Chokri Bouzayen a dirigé les rênes d’un concert hommage au patrimoine musical tunisien dans le cadre de la 60ème édition du Festival International de Hammamet. La chanson inaugurale du concert chante haut et fort l’appartenance et les origines : la Tunisie. Elle s’appelle « Tounsi we Rafaa Rassi » (Tunisien et fier de l’être), un morceau qui ouvre la voie aux titres suivants pour un concert de près de 2h.
Un live qui fait échos à la carrière du chanteur, tout en éclairant les mélomanes sur une partie de l’histoire musicale tunisienne. Des titres classiques, aux inédits en passant par les reprises, les morceaux se sont succédé. Beaucoup sont connus, d’autres moins, mais le répertoire a suffi pour conquérir les spectateurs présents. L’interprète et compositeur vit un moment de grâce.

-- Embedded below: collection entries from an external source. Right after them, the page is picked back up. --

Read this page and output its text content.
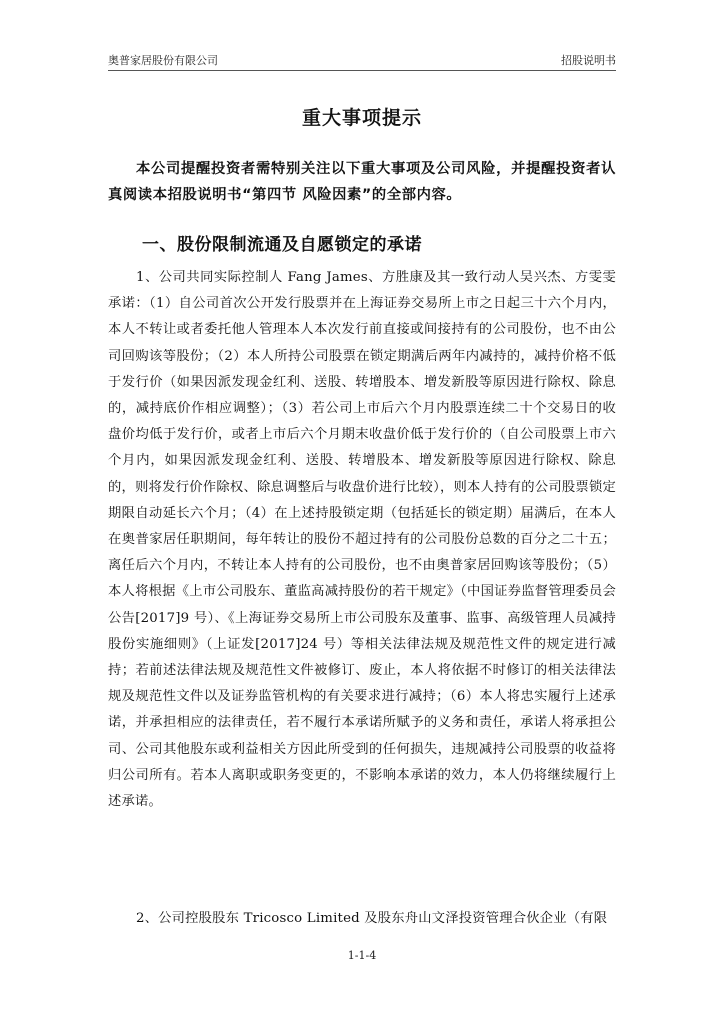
奥普家居股份有限公司	招股说明书
重大事项提示

本公司提醒投资者需特别关注以下重大事项及公司风险，并提醒投资者认真阅读本招股说明书“第四节 风险因素”的全部内容。

一、股份限制流通及自愿锁定的承诺

1、公司共同实际控制人 Fang James、方胜康及其一致行动人吴兴杰、方雯雯承诺：（1）自公司首次公开发行股票并在上海证券交易所上市之日起三十六个月内，本人不转让或者委托他人管理本人本次发行前直接或间接持有的公司股份，也不由公司回购该等股份；（2）本人所持公司股票在锁定期满后两年内减持的，减持价格不低于发行价（如果因派发现金红利、送股、转增股本、增发新股等原因进行除权、除息的，减持底价作相应调整）；（3）若公司上市后六个月内股票连续二十个交易日的收盘价均低于发行价，或者上市后六个月期末收盘价低于发行价的（自公司股票上市六个月内，如果因派发现金红利、送股、转增股本、增发新股等原因进行除权、除息的，则将发行价作除权、除息调整后与收盘价进行比较），则本人持有的公司股票锁定期限自动延长六个月；（4）在上述持股锁定期（包括延长的锁定期）届满后，在本人在奥普家居任职期间，每年转让的股份不超过持有的公司股份总数的百分之二十五；离任后六个月内，不转让本人持有的公司股份，也不由奥普家居回购该等股份；（5）本人将根据《上市公司股东、董监高减持股份的若干规定》（中国证券监督管理委员会公告[2017]9 号）、《上海证券交易所上市公司股东及董事、监事、高级管理人员减持股份实施细则》（上证发[2017]24 号）等相关法律法规及规范性文件的规定进行减持；若前述法律法规及规范性文件被修订、废止，本人将依据不时修订的相关法律法规及规范性文件以及证券监管机构的有关要求进行减持；（6）本人将忠实履行上述承诺，并承担相应的法律责任，若不履行本承诺所赋予的义务和责任，承诺人将承担公司、公司其他股东或利益相关方因此所受到的任何损失，违规减持公司股票的收益将归公司所有。若本人离职或职务变更的，不影响本承诺的效力，本人仍将继续履行上述承诺。

2、公司控股股东 Tricosco Limited 及股东舟山文泽投资管理合伙企业（有限

1-1-4
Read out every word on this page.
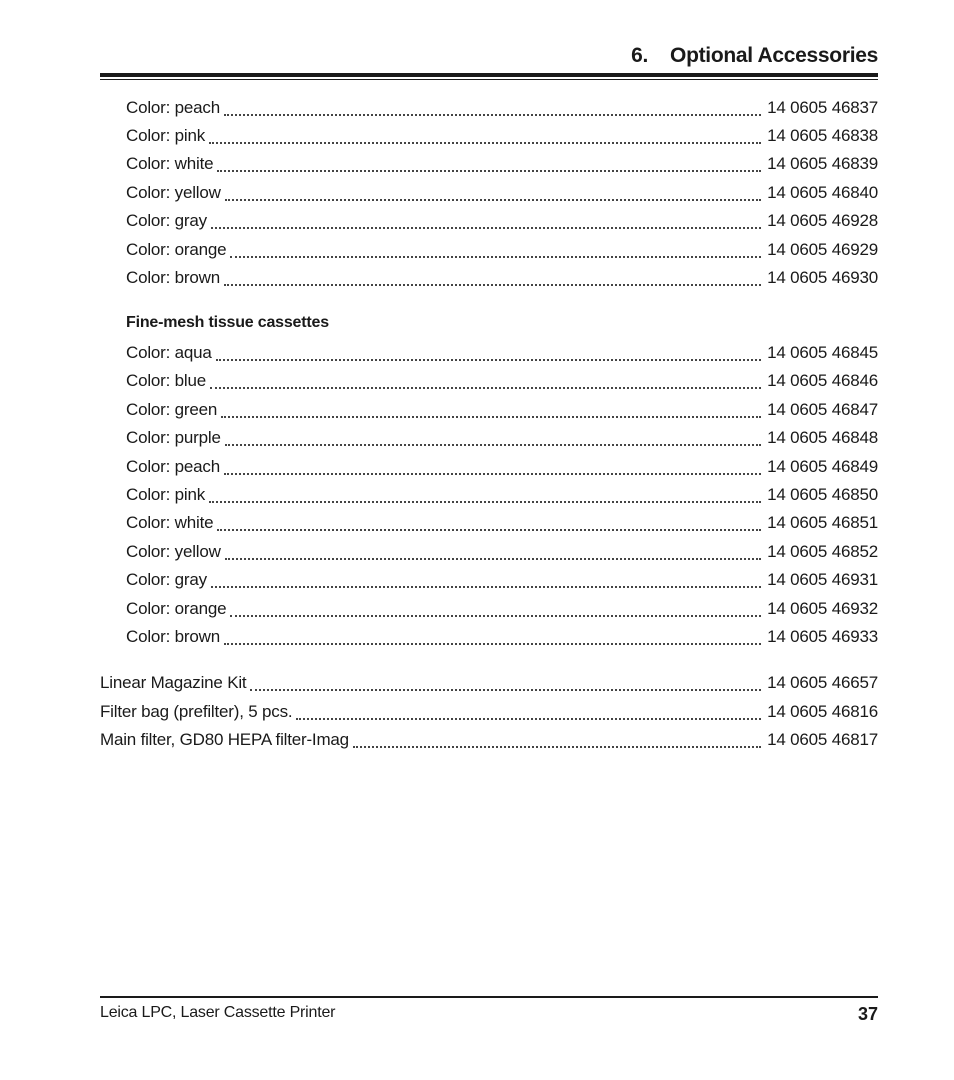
6. Optional Accessories
Color: peach	14 0605 46837
Color: pink	14 0605 46838
Color: white	14 0605 46839
Color: yellow	14 0605 46840
Color: gray	14 0605 46928
Color: orange	14 0605 46929
Color: brown	14 0605 46930
Fine-mesh tissue cassettes
Color: aqua	14 0605 46845
Color: blue	14 0605 46846
Color: green	14 0605 46847
Color: purple	14 0605 46848
Color: peach	14 0605 46849
Color: pink	14 0605 46850
Color: white	14 0605 46851
Color: yellow	14 0605 46852
Color: gray	14 0605 46931
Color: orange	14 0605 46932
Color: brown	14 0605 46933
Linear Magazine Kit	14 0605 46657
Filter bag (prefilter), 5 pcs.	14 0605 46816
Main filter, GD80 HEPA filter-Imag	14 0605 46817
Leica LPC, Laser Cassette Printer	37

Le public n’a pas attendu longtemps avant d’entendre « Salli Alla Sidi Ennebi », l’une des chansons qui ont marqué durablement la carrière de Chokri Bouzayen Et qui reste encore ancrée dans la mémoire collective. D’autres ont retenti avant comme « Thamma bit », « Taj rassi baba » et « Masabni asfour ». Le chanteur ne s’est pas contenté des chansons célèbres, il en a aussi présenté d’autres plus récentes et voulait proposer un florilège plus distingué, original, imprévisible. Sa démarche ne consiste pas uniquement à puiser dans le classique et les reprises, mais à inviter à une nouvelle écoute.
Bouzayen s’est entouré du chanteur Firas Kolsi qui a interprété « Fi khatri » et « Ya wilek menni », et par Emna Dammak qui a chanté « La t’hayerni » et « Limta nosber ». Un dialogue générationnel, un mix de plusieurs voix, et un éclectisme inégalé ont fait vibrer la scène et a fait de l’effet.
Le voyage musical s’est poursuivi avec « Yji lebalek », « Chkoun Kifek », « Mahlek ya omi » ou « Malla lila malla ».
Le président du Syndicat des Musiciens Tunisiens, Maher Hammami, a rendu hommage à Chokri Bouzayen. Selon lui, la soirée est un hommage rendu à un artiste qui « a beaucoup donné à la chanson tunisienne et qui est encore capable de donner davantage ».
Lors d’un point de presse, l’artiste a exprimé sa satisfaction quant à la présence du public. « La chanson tunisienne bouleverse les auditeurs. La réaction des spectateurs aux différentes chansons témoigne de leur engouement pour ce patrimoine musical national ». Déclare-t -il. Chokri Bouzayen est également revenu sur ses débuts au Festival international de Hammamet, rappelant que cette scène avait constitué une étape fondatrice de sa carrière lorsqu’il l’avait foulée pour la première fois à l’âge de 16 ans, en 1978. La transmission était au cœur des préoccupations de l’artiste. La participation de Firas Kolsi et Emna Dammak, deux interprètes jeunes l’atteste. Ces derniers ont bien mémorisé leurs textes, et les ont retravaillés avec une grande maîtrise avant le concert. Leur performance était unique.
Les spectacles de la 60e édition du Festival International de Hammamet, placée sous le slogan «Endless Memories», se poursuivent. Le public a rendez-vous ce soir, 26 juillet 2026 avec le violoniste et compositeur tunisien Outail Maaoui qui présente son spectacle intitulé « Sada Atlas », troisième volet d’une trilogie musicale initiée par l’artiste après les projets « Liqaa » (2014) et « Dhilal Al Atlas » (2023).